The Union health ministry of India is set to launch an App linked to an Indian food database that has the nutritional content of foods. The database is one of a kind as it has an array of foods ranging from home-cooked to street and restaurant food.
The App will rely on the Indian Food Composition Tables-2017 released by the Hyderabad-based National Institute of Nutrition (NIN) and listing values of various nutrients in 528 foods, including cereals, legumes, fruits and vegetables, condiments and spices, fish, meat and poultry products, among others.
‘The App can be used by dietitians to plan meals, by food manufacturers while choosing ingredients for a product and to determine labels on their products.’
The tables were first released by the NIN in 1971 and has a list of nutrients including dietery fibre, vitamins, carotenoids, minerals, starch and sugar, fatty acids, amino acids, among several other nutrients in various foods commonly used across India.
Jagat Prakash Nadda, the Union Health Minister, told that he has directed the NIN to develop an App that could be used by consumers. "We want to simplify this heavy-weight 2kg book into an App which consumers could understand and use to maintain healthy food practices," Nadda said.
The App, which will provide values of calories, carbohydrates, proteins, fats, sugar, key vitamins among other nutrition-linked parameters for various foods, is expected to be ready for release in about two months, senior NIN scientists said.
Similar nutrient-tracking Apps are already available for use on mobile phones but, the App may be tailored to provide some additional information not available through most existing Apps.
"The 2017 food composition tables will be the backbone for this App," said Soumya Swaminathan, director general of the Indian Council of Medical Research, NIN's parent institution.
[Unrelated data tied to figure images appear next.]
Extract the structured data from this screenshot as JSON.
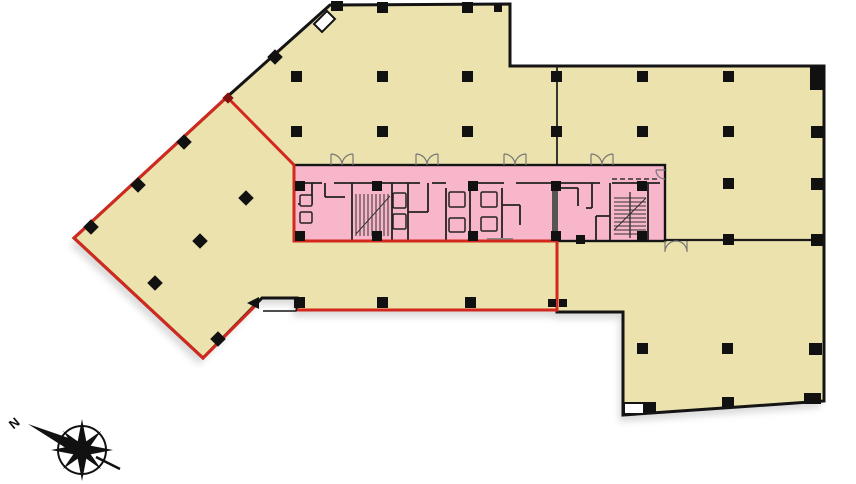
{
  "diagram": {
    "type": "building-floor-plan",
    "compass": {
      "label": "N"
    },
    "colors": {
      "floor": "#ECE2AD",
      "core": "#F8B6CA",
      "boundary": "#D2281E",
      "outline": "#141414",
      "innerwall": "#222222",
      "doorarc": "#777777"
    },
    "regions": [
      {
        "id": "west-wing",
        "name": "west-wing-red-outlined-area"
      },
      {
        "id": "central-core",
        "name": "pink-service-core"
      },
      {
        "id": "north-plate",
        "name": "upper-floor-plate"
      },
      {
        "id": "southeast-plate",
        "name": "lower-right-floor-plate"
      }
    ]
  }
}
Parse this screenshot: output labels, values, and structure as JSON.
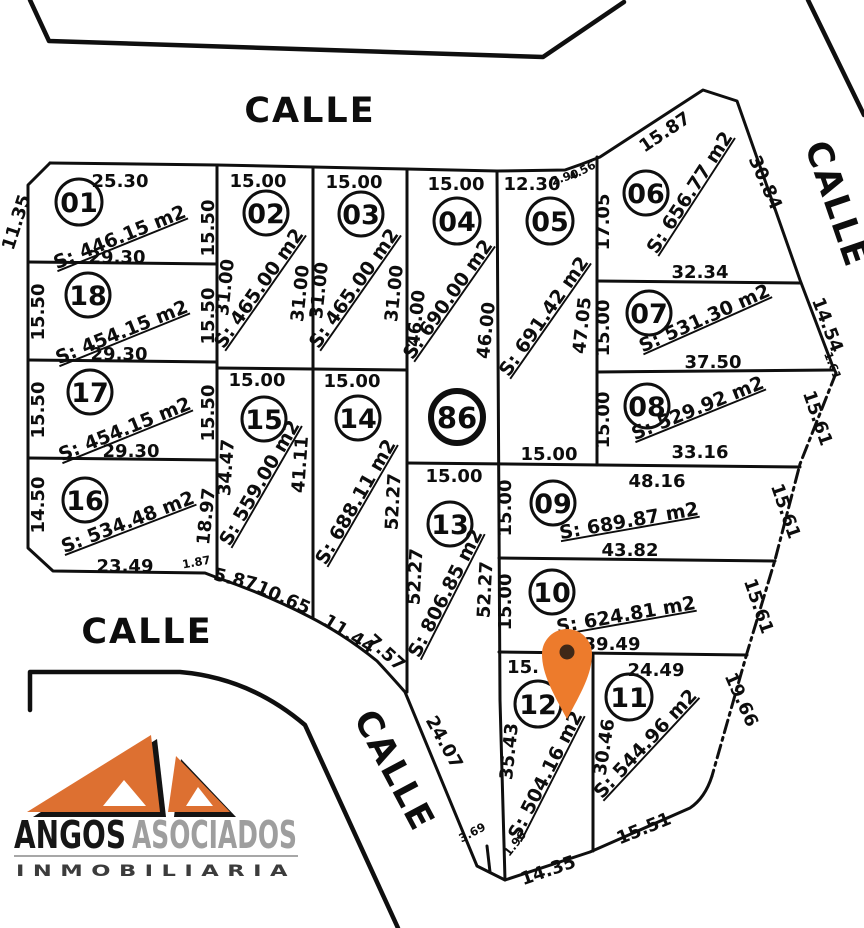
{
  "streets": {
    "top": "CALLE",
    "right": "CALLE",
    "left": "CALLE",
    "diagonal": "CALLE"
  },
  "manzana": {
    "number": "86"
  },
  "marker": {
    "type": "location-pin",
    "fill": "#ED7B2C",
    "dot": "#3F2817"
  },
  "logo": {
    "name": "ANGOS",
    "name2": "ASOCIADOS",
    "subtitle": "INMOBILIARIA",
    "orange": "#DD7031",
    "gray": "#9e9e9e"
  },
  "lots": [
    {
      "num": "01",
      "area": "S: 446.15 m2"
    },
    {
      "num": "02",
      "area": "S: 465.00 m2"
    },
    {
      "num": "03",
      "area": "S: 465.00 m2"
    },
    {
      "num": "04",
      "area": "S: 690.00 m2"
    },
    {
      "num": "05",
      "area": "S: 691.42 m2"
    },
    {
      "num": "06",
      "area": "S: 656.77 m2"
    },
    {
      "num": "07",
      "area": "S: 531.30 m2"
    },
    {
      "num": "08",
      "area": "S: 529.92 m2"
    },
    {
      "num": "09",
      "area": "S: 689.87 m2"
    },
    {
      "num": "10",
      "area": "S: 624.81 m2"
    },
    {
      "num": "11",
      "area": "S: 544.96 m2"
    },
    {
      "num": "12",
      "area": "S: 504.16 m2"
    },
    {
      "num": "13",
      "area": "S: 806.85 m2"
    },
    {
      "num": "14",
      "area": "S: 688.11 m2"
    },
    {
      "num": "15",
      "area": "S: 559.00 m2"
    },
    {
      "num": "16",
      "area": "S: 534.48 m2"
    },
    {
      "num": "17",
      "area": "S: 454.15 m2"
    },
    {
      "num": "18",
      "area": "S: 454.15 m2"
    }
  ],
  "m": {
    "lot01_top": "25.30",
    "lot01_left": "11.35",
    "lot01_right": "15.50",
    "lot01_bottom": "29.30",
    "lot02_top": "15.00",
    "lot02_left": "31.00",
    "lot02_right": "31.00",
    "lot03_top": "15.00",
    "lot03_left": "31.00",
    "lot03_right": "31.00",
    "lot04_top": "15.00",
    "lot04_left": "46.00",
    "lot04_right": "46.00",
    "lot05_top": "12.30",
    "lot05_c1": "2.90",
    "lot05_c2": "4.56",
    "lot05_right": "47.05",
    "lot05_bottom": "15.00",
    "lot06_top": "15.87",
    "lot06_left": "17.05",
    "lot06_right": "30.84",
    "lot06_bottom": "32.34",
    "lot07_left": "15.00",
    "lot07_right": "14.54",
    "lot07_ext": "1.61",
    "lot07_bottom": "37.50",
    "lot08_left": "15.00",
    "lot08_right": "15.61",
    "lot08_bottom": "33.16",
    "lot09_top": "48.16",
    "lot09_left": "15.00",
    "lot09_right": "15.61",
    "lot09_bottom": "43.82",
    "lot10_left": "15.00",
    "lot10_right": "15.61",
    "lot10_bottom": "39.49",
    "lot11_top": "24.49",
    "lot11_left": "30.46",
    "lot11_right": "19.66",
    "lot11_bottom": "15.51",
    "lot12_top": "15.",
    "lot12_left": "35.43",
    "lot12_bottom": "14.35",
    "lot12_ext": "1.96",
    "lot13_top": "15.00",
    "lot13_left": "52.27",
    "lot13_right": "52.27",
    "lot13_street": "24.07",
    "lot13_ext": "3.69",
    "lot14_top": "15.00",
    "lot14_right": "52.27",
    "lot14_b1": "11.44",
    "lot14_b2": "7.57",
    "lot15_top": "15.00",
    "lot15_left": "34.47",
    "lot15_right": "41.11",
    "lot15_b1": "5.87",
    "lot15_b2": "10.65",
    "lot16_left": "14.50",
    "lot16_right": "18.97",
    "lot16_bottom": "23.49",
    "lot16_ext": "1.87",
    "lot17_left": "15.50",
    "lot17_right": "15.50",
    "lot17_bottom": "29.30",
    "lot18_left": "15.50",
    "lot18_right": "15.50",
    "lot18_bottom": "29.30"
  }
}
The tables contain information not documented earlier, she said.
The tables, for example, list the values of several key nutrients, such as bone-friendly vitamin-D in plant products, immunity-boosting phytochemicals in common Indian foods for the first time, NIN scientists said.
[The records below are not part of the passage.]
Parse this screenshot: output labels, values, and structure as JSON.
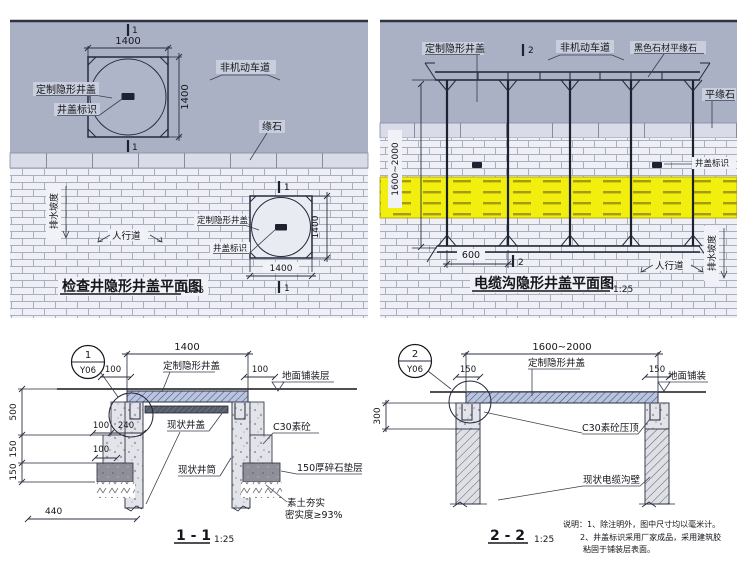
{
  "colors": {
    "road_surface": "#aab1c5",
    "sidewalk_brick": "#eef0f6",
    "tactile_yellow": "#f2ee0d",
    "cover_slab_blue": "#b9c5e0",
    "gravel_gray": "#8e8f98",
    "line_dark": "#23283a"
  },
  "plan_left": {
    "title": "检查井隐形井盖平面图",
    "scale": "1:25",
    "section_no": "1",
    "dim_size": "1400",
    "label_cover": "定制隐形井盖",
    "label_mark": "井盖标识",
    "label_lane": "非机动车道",
    "label_curb": "缘石",
    "label_slope": "排水坡度",
    "label_walk": "人行道"
  },
  "plan_right": {
    "title": "电缆沟隐形井盖平面图",
    "scale": "1:25",
    "section_no": "2",
    "dim_depth": "1600~2000",
    "dim_600": "600",
    "label_cover": "定制隐形井盖",
    "label_lane": "非机动车道",
    "label_black_curb": "黑色石材平缘石",
    "label_flat_curb": "平缘石",
    "label_mark": "井盖标识",
    "label_walk": "人行道",
    "label_slope": "排水坡度"
  },
  "section_1": {
    "title": "1 - 1",
    "scale": "1:25",
    "callout_no": "1",
    "callout_sheet": "Y06",
    "dim_w": "1400",
    "dim_100": "100",
    "dim_240": "240",
    "dim_500": "500",
    "dim_150": "150",
    "dim_440": "440",
    "label_cover": "定制隐形井盖",
    "label_pave": "地面铺装层",
    "label_old_cover": "现状井盖",
    "label_c30": "C30素砼",
    "label_shaft": "现状井筒",
    "label_gravel": "150厚碎石垫层",
    "label_soil1": "素土夯实",
    "label_soil2": "密实度≥93%"
  },
  "section_2": {
    "title": "2 - 2",
    "scale": "1:25",
    "callout_no": "2",
    "callout_sheet": "Y06",
    "dim_w": "1600~2000",
    "dim_150": "150",
    "dim_300": "300",
    "label_cover": "定制隐形井盖",
    "label_pave": "地面铺装",
    "label_c30cap": "C30素砼压顶",
    "label_wall": "现状电缆沟壁"
  },
  "notes": {
    "n1": "说明：1、除注明外，图中尺寸均以毫米计。",
    "n2": "2、井盖标识采用厂家成品，采用建筑胶",
    "n3": "粘固于铺装层表面。"
  }
}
The tables display how values of some nutrients may change in certain foods when cooked in different ways - for instance when an egg is consumed boiled or as an omelette.
The scientists said the App would allow consumers to determine values of these nutrients, among others, in whatever food they plan to consume - whether a samosa from the street, a pizza ordered in a restaurant, or home-cooked dal and chappatis.
"We expect the food composition tables to have many applications," Swaminathan said.
Doctors could use the tables to prescribe the most appropriate diets to patients, food processing companies may use them to determine labels on their products, and policy-makers could use them to guide nutrition policies, she said.